Monday, February 28, 2011

Continuous Integration with CIJoe

CIJoe lacks a great many things that I usually expect in a CI server.  But it is now unclear if they are really all that needed, or just added by CI marketing.  Here is now I usually get CIJoe working with the least Effort.

The abridged version:

# rvm
$ bash < <( curl http://rvm.beginrescueend.com/releases/rvm-install-head )
$ rvm install 1.8.7-p330
$ rvm use 1.8.7-p330@foo --create
$ gem install bundler
$ gem install cijoe
$ git clone git://github.com/XXX/foo.git
$ nohup cijoe -p 4000 foo &
$ git config --add cijoe.runner "bundle install 2>&1 && rake ci"

  1. Install RVM
Docs on installing RVM are here.  I use this to isolate my version of Ruby and Gems from other CIJoe servers that I will setup on the same machine.  This reduces the headaches later

1.1. Install Ruby
With RVM installing new versions of ruby is easy with RVM.  For example I use ruby 1.8.7-p330 on one of my projects so I run rvm install 1.8.7-p330.

1.2. Create a Gemset
For every CI Server I run I use a different gem set.  Yes it uses more disk space but it saves so many headaches if two repos need different versions of different gems it is worth it.  You can run it with the "rvm use" command.  Lets say my project is called "FOO" I would run rvm use 1.8.7-p330@foo --create to switch to ruby 1.8.7-p330 using gemset foo and create the gemset if it doesn't already exist.

1.3. Install Bundler
Bundler is a manager for RubyGems that aids in getting the correct version of the correct gems installed.  I install it so that before every make I run "bundle install" to make sure that the CI server has all the gems it needs for the test to pass.  And if it fails because of a gem problem then it means the correct gems were not noted in the GemFile and therefore it will break in production.

2. Install CIJoe
CIJoe is a gem and it should be installed in the same gemset that the repo will be run out of.  So if the code to test is Foo then run rvm use 1.8.7-p330@foo --create; gem install cijoe.

2.1. Clone your repo
git clone git://github.com/XXX/foo.git or something like that

2.2. Run CIJoe
I run it with nohup and & so it is in the background and always running.  I also give it a known port so that I blow a hole in the firewall for it (see below for why).

nohup cijoe -p 4000 foo &

3. Configure your repo
This is both a strength and weakness of CIJoe: all the configuration for what to run and how is stored in the Git repo.  The strength is that it is stored with the repo, the weakness is that .git/config and .git/hooks are not pushed to remote repos so if you need to start over you will need to recreate that config from scratch.

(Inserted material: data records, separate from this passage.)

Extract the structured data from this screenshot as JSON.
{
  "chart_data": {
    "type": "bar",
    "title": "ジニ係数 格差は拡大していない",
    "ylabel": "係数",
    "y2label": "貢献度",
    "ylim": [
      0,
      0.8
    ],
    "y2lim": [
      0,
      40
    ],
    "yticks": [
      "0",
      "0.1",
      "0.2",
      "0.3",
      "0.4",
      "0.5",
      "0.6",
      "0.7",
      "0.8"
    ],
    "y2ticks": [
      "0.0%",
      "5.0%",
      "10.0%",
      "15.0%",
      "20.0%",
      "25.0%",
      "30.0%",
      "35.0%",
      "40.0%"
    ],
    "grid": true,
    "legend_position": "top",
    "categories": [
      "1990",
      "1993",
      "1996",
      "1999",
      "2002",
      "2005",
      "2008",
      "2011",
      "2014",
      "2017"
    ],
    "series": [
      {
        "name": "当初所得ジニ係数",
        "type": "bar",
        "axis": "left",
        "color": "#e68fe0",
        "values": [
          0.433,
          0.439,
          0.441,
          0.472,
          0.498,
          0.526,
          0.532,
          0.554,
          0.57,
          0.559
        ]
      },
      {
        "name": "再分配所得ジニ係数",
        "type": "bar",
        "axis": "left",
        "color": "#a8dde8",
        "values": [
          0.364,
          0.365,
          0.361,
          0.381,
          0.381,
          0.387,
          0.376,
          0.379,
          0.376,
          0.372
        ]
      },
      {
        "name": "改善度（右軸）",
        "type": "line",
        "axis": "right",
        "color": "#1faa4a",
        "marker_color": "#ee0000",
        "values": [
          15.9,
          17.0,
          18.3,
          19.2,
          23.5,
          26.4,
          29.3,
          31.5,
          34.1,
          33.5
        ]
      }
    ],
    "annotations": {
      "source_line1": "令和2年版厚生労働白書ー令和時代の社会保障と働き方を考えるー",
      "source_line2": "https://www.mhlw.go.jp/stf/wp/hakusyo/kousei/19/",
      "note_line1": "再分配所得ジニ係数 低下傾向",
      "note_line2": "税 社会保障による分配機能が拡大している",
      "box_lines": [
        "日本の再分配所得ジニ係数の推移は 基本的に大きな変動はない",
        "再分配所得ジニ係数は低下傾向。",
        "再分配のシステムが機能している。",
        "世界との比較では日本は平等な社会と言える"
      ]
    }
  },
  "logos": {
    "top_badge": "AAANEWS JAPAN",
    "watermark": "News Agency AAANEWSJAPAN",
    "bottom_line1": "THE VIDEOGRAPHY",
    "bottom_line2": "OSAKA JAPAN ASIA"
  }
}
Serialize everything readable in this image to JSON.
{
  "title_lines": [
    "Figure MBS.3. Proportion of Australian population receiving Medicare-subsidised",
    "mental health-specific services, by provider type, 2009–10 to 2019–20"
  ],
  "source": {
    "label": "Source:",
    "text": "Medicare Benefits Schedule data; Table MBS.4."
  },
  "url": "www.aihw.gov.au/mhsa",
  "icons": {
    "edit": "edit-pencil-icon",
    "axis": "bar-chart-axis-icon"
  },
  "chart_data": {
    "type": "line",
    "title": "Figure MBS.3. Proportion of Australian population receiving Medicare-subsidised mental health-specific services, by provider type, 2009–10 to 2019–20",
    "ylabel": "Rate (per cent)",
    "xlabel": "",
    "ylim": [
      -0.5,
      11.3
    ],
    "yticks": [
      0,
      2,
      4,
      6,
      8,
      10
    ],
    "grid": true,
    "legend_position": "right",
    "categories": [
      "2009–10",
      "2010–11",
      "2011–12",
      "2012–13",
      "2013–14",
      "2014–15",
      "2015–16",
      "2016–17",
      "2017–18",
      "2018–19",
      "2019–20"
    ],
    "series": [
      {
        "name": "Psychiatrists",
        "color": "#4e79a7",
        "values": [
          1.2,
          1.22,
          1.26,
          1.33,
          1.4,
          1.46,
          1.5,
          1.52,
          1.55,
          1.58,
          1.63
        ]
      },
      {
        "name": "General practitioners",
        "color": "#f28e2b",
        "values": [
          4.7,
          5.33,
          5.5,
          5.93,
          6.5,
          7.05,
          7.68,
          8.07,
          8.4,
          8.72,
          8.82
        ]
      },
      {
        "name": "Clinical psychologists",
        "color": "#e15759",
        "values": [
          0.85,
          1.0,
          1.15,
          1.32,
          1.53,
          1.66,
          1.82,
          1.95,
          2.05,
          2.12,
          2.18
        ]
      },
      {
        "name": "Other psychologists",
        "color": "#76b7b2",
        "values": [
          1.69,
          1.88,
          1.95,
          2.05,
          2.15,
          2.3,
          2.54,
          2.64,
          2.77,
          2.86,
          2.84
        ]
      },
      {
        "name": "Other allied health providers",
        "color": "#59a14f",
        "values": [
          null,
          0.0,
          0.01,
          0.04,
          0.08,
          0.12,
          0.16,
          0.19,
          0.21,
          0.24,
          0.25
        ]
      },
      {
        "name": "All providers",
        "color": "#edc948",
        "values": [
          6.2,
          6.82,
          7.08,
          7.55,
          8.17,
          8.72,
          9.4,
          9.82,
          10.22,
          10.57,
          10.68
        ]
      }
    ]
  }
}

3.1. Add the runner command
CIJoe only allows running of a single command but it executes it in "sh" so you can use "&&" to chain them.  However, to make things easier on myself I always create a rake task called "ci" and execute that. Also, to make sure that all the gems are correctly installed I run bundler first.

Note: When chaining commands via && make sure you redirect stderr to stdout since CIJoe only reads stdout, otherwise you will get nothing in the output file.  The last command will already have stderr redirected so do not do it twice.

git config --add cijoe.runner "bundle install 2>&1 && rake ci"

3.2. Adding Notification
CIJoe just executes .git/hook/build-failed on a failure and .git/hook/build-worked on a success.  The examples show how to setup these up.

4. Auto build
Any HTTP PUSH to CIJoe will cause a build to be kicked off.  This is useful for auto-kicking a build when a new commit is pushed.

4.1. Blow a hole in the Firewall
This is so that github can get into your build server, since I assume you have your build server behind a firewall.  Your config will depend on Firewall/Router.

4.2. Configure Github
Just add a Post-Receive hook via the github admin screen.